1. Sadaka-i cariye denilen, insanların istifade edebileceği yol, köprü, ilim merkezi, eğitim kurumu, cami, çeşme, mescit, medrese ve vakıf müesseseleri yapmak gibi salih amellerde bulunmaktır ki, arkada bırakılan bu türden bir müessese hayatta kaldığı müddetçe orada yapılan hayırlı işlerin ve orada yetişenlerin kazandıkları sevapların bir misli de bu müesseseleri kuranların amel defterlerine kaydedilecektir.

2. İlim erbabının ardından bıraktığı eserler de sadaka-i câriyedendir. İlim erbabına sahip çıkma ve onların kitap, defter, bilgisayar gibi ilim malzemelerini,  yiyecek ve giyecek gibi ihtiyaçlarını temin etme şeklinde yapılan çalışmalar da, hayır cihetinde kapanmaz birer sadaka-i cariye sayılmaktadır.

3. Ölenin ardından hayırlarda bulunacak ve hayırlı nesiller yetiştirecek salih bir evlat da ahiret hesabına ölüye yararlı olacaktır. 

Yoksa ölü ne helva, lokma yemek; ne yedinci, kırkıncı ve elli ikinci gece, ne paralı mevlit ve paralı hatim, ne devir, ne de duvara asılacak eski bir resim bekler.

 

***

 

Ölünün tutmadığı veya tutamadığı oruçlar varsa, bizim onun yakınları olarak ne yapmamız gerekir?

Cevap:

Üzerinde Ramazana ait kaza orucu bulunduğu halde ölen kimse ile ilgili iki durum söz konusudur:

1. Vakit darlığı, hastalık, sefer ve oruç tutmaktan âciz olmak gibi özürler sebebiyle oruç tutma imkanını elde edemeden ölmüş kimse için, alimlerin ekserisine göre, bunların her hangi bir kusuru olmadığı için hiçbir şey gerekmez, günahkâr olmaları da söz konusu değildir.

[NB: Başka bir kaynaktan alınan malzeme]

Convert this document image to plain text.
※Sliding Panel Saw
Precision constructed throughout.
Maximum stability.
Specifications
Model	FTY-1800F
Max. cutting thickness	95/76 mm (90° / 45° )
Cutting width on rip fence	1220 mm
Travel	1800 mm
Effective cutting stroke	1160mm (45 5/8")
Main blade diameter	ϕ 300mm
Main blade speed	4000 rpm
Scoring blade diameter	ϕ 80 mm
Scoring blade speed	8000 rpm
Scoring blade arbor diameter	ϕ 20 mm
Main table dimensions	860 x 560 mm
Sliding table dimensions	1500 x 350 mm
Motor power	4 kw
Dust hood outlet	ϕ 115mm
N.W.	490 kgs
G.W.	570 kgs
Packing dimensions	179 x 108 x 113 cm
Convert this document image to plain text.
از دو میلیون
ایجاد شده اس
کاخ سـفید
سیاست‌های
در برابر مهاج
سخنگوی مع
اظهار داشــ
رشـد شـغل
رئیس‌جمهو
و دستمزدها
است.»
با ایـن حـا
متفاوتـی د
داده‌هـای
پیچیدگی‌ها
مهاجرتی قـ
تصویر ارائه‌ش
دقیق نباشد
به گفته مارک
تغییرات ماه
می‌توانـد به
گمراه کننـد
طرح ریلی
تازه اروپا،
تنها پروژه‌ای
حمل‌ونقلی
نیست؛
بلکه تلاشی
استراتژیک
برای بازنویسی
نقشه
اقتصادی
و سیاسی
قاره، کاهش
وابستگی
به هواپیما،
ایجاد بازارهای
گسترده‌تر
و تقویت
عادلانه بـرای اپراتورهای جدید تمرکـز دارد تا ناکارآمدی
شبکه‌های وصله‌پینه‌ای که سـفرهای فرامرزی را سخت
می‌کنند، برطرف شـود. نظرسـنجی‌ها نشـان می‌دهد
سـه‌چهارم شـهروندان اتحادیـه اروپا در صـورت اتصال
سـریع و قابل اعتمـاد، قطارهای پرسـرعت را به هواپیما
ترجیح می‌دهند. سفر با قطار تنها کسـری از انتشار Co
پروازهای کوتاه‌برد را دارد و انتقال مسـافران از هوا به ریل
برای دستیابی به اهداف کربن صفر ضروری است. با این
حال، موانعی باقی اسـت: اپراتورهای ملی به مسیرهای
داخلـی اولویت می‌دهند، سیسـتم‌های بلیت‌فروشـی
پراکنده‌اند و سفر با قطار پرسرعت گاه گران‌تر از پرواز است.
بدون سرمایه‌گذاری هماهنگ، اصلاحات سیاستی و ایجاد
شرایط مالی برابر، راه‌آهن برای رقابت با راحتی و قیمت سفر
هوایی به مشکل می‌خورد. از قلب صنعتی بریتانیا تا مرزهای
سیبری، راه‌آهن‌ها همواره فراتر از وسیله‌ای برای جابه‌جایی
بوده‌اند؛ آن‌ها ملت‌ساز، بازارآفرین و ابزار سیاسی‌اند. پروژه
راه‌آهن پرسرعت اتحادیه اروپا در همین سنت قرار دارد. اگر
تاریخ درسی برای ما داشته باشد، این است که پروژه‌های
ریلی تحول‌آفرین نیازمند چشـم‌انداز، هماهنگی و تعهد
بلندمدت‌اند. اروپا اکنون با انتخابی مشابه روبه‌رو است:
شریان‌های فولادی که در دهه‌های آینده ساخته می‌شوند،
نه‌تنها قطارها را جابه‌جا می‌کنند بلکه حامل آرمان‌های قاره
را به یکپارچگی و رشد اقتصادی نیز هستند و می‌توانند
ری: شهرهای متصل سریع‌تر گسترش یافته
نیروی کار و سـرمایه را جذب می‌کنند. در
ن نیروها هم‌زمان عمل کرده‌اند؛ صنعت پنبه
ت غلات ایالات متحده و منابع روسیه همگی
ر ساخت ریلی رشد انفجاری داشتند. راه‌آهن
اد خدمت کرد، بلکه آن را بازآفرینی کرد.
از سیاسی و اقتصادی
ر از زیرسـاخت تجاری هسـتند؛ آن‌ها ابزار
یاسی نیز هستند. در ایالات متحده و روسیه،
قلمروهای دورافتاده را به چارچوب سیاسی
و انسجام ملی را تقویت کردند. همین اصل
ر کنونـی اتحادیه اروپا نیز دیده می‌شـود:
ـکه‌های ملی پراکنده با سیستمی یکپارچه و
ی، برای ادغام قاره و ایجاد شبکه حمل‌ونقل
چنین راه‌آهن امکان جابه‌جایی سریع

Çünkü bu oruç, ölünceye kadar, tutma imkanını elde edemediği bir farzdır. Dolayısıyla hacda olduğu gibi, hükmü bedelsiz olarak düşmüştür. Bunun için, kişi hasta yahut yolcu olduğu bir durumda ölmüş ise tutamadığı orucun kazası gerekmez.

2. Oruç borcu olan kişi oruçlarının kazasını yapma imkanını elde ettikten sonra ölmüşse yakınları onun için oruç tutamaz. Yani alimlerin çoğuna göre, ölünün kazası olan oruçları tutmak vacip değildir. Şafiîlere göre, yakını oruç tutacak olsa da bu sahih olmaz. Çünkü oruç, halis bir beden ibadetidir. Aklı başında, ergenliğe girmiş, sağlıklı her birey için farz kılınmıştır. Gerek hayatta, gerekse öldükten sonra bunda vekalet ve niyabet caiz değildir. Bu yönüyle farz namaz gibidir. 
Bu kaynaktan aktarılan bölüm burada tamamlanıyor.